Cientos de menores de entre 6 y 12 años pasarán una semana conviviendo de forma continuada con residentes en 19 centros, 17 de ellos de titularidad pública. El objetivo es reforzar los lazos entre generaciones mediante el ocio, el aprendizaje y la convivencia.
La programación incluye actividades lúdicas, creativas y terapéuticas diseñadas para el disfrute conjunto. Entre ellas se encuentran talleres de elaboración de helados y chapas, sesiones de terapia asistida con animales, juegos tradicionales, manualidades y lecturas compartidas, así como olimpiadas intergeneracionales.
Más allá del valor educativo y emocional, el programa ofrece una solución de conciliación para las familias durante el verano, especialmente para aquellos niños cuyos abuelos o familiares trabajan en los centros.
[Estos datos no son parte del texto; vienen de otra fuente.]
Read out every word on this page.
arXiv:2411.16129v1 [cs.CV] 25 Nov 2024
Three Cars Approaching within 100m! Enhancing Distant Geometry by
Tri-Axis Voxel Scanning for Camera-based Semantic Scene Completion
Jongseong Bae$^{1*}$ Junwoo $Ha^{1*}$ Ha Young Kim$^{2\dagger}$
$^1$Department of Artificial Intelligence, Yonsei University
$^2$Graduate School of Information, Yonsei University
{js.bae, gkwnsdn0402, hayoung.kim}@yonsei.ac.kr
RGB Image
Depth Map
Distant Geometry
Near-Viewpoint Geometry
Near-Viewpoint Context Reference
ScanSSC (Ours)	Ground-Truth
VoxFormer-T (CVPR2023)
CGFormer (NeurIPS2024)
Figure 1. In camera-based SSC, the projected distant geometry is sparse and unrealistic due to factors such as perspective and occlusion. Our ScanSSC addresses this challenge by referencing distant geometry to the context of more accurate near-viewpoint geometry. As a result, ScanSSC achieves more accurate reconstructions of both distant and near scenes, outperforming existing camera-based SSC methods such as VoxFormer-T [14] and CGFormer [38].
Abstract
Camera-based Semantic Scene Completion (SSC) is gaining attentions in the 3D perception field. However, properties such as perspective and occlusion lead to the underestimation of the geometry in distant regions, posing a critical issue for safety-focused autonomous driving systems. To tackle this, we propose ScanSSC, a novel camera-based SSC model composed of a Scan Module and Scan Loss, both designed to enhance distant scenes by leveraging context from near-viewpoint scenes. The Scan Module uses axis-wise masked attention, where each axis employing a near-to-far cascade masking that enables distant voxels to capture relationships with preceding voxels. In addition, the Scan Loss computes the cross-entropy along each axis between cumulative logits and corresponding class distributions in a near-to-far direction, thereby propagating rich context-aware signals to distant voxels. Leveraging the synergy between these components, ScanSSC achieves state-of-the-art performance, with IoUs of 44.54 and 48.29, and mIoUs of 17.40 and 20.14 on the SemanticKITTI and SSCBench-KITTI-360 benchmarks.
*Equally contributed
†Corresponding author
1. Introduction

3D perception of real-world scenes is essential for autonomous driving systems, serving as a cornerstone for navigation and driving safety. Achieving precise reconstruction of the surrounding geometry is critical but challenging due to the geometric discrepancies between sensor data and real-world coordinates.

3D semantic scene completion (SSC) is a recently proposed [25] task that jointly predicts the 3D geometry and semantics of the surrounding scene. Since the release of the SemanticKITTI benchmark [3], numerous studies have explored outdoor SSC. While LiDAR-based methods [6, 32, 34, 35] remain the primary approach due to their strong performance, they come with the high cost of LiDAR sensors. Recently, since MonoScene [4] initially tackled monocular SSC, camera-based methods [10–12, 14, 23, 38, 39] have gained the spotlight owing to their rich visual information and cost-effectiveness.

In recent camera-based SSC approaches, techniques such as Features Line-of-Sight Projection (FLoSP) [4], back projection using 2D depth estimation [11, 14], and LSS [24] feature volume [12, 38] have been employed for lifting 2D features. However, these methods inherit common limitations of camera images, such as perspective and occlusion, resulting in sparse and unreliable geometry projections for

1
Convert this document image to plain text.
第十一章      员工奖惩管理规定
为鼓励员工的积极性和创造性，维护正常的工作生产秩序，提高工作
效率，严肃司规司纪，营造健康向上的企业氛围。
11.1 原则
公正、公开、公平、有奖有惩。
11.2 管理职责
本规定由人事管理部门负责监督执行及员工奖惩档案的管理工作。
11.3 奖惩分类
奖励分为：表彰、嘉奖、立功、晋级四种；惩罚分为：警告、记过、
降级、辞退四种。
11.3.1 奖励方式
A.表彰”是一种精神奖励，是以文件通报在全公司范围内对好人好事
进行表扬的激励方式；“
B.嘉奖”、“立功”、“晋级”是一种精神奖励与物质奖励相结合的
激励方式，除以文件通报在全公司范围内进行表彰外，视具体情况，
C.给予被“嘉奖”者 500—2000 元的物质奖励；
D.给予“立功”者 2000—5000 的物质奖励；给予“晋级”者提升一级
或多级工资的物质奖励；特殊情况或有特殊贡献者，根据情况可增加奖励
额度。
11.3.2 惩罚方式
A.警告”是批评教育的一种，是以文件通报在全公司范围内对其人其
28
“"Favorecen el intercambio y el enriquecimiento mutuo, además de fomentar el envejecimiento activo. Es una iniciativa de gran valor que cuenta con todo nuestro apoyo y agradecimiento."
Este programa se enmarca en el Plan de Envejecimiento Activo y Prevención a la Dependencia, que busca mejorar la salud, autonomía y oportunidades de desarrollo personal de las personas mayores. En la Comunidad de Madrid residen más de 276.000 personas mayores en soledad, un 25% de la población mayor de 65 años, lo que subraya la importancia de combatir el aislamiento.
Otras iniciativas intergeneracionales en la región incluyen el Día de los Abuelos, el Concurso de Jardines y Huertos, el intercambio de correspondencia 'Cartas desde Francia' y el proyecto 'Tu historia de verdad importa'. Madrid ostenta la mayor esperanza de vida de Europa, con una media de 85,7 años.